As aircraft grow older, it gets more and more difficult to keep them airworthy, said Laurence W. Stoll, head of integrated logistics and operations support.
"Eventually, you either have to buy new aircraft--and we can't afford to buy enough of them--or you have to do extensive work on your existing fleet," he said.
Structural fatigue is an increasing worry, said Paul C. Hoffman, head of the structures science and technology team. Military aircraft are required to withstand randomly occurring fatigue during their design service lives, he explained. Before the end of the Cold War, aircraft usually were replaced at the end of those service lives. Now, however, they are being kept in the fleet for much longer periods, and maintainers are seeing more fatigue problems--including visible cracks--than ever before, Hoffman said.
Because of relatively cramped quarters, carrier operations prohibit extensive inspections and repairs aboard ship, so when problems are detected the aircraft must be sent ashore for repairs, Hoffman explained.
For the older platforms, it gets progressively difficult to find spare parts or even repair manuals, Stoll pointed out. Production lines shut down. Companies go out of business or merge with other firms.
Ernst called it "defense Darwinism," an economic survival of the fittest." Some companies, he said, become larger and stronger, while others are consumed by the survivors, and still others become extinct.
"We usually get about six weeks' notice that somebody's no longer going to supply parts," he said.
Avionics--aircraft electronic systems--have been hit particularly hard by this trend, Ernst said. He gave this analogy:
"You probably replace your computer every two or three years. Our budgets cannot keep up with that kind of turn around." Avionics equipment is vastly more expensive than a personal computer.

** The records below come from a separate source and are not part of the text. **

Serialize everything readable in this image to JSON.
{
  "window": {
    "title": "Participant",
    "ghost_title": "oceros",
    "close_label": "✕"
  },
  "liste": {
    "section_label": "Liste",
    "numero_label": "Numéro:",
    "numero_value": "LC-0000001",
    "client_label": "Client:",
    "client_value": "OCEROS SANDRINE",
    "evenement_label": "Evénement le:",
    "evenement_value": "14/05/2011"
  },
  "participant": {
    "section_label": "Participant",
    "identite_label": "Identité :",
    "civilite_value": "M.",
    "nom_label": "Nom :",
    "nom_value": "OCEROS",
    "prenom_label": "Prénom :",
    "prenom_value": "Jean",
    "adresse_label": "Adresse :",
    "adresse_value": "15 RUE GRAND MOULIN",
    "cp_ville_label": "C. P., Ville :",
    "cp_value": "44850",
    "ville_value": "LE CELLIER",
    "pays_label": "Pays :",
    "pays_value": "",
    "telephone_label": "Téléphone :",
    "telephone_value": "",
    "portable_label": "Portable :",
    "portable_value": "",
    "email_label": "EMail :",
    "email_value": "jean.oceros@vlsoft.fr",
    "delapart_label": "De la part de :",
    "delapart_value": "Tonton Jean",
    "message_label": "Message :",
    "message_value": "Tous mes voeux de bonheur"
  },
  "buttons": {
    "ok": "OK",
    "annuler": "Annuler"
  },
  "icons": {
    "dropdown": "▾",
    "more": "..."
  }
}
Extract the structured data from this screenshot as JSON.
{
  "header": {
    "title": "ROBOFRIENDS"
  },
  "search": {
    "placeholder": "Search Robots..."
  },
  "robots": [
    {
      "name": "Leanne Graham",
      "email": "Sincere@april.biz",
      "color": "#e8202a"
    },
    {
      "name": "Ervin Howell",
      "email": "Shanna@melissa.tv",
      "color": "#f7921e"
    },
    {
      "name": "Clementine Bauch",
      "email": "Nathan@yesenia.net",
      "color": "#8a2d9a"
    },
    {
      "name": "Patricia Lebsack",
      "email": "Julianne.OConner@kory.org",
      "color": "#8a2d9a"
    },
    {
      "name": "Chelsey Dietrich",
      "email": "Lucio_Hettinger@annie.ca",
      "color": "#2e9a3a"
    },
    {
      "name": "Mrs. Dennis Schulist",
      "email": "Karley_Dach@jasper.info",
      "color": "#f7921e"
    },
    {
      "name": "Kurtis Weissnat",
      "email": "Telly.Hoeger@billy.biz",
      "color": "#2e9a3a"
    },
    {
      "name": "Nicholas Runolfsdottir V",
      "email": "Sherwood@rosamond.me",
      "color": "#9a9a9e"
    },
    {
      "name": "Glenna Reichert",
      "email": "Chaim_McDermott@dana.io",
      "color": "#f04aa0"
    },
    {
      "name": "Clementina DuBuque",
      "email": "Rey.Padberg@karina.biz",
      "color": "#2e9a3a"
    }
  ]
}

Thus, he said, the avionics in older Navy and Marine aircraft is often old and under powered. And keeping it running is difficult. "Have you tried," Ernst asked, "to buy parts for a 286-chip computer lately? You don't go our and buy this stuff at Radio Shack."
The Navy is doing a better job of taking care of its aging aircraft, Ernst said, but it needs to do more. "If we put the tools out there, we can assess the life cycles of our aircraft and make good decisions about when to replace them," he said. "We're not there yet.
The Navy aging aircraft program needs to line up additional funding for testing, engineering, acquisition and logistical support, Ernst said. "It takes an enormous amount of work." He noted that he made 60 major presentations last year himself.
"It would be nice if we had a big pot of money out there that we could tap into, but we're doing guerrilla warfare," Ernst said.
"We need to ratchet this team up a level," he added. The Air Force has a similar program, he pointed our, and it is headed by a flag officer. "We need an equivalent."
Ernst is a civilian employee of the Navy, but he joked: "I have to earn my wings every day."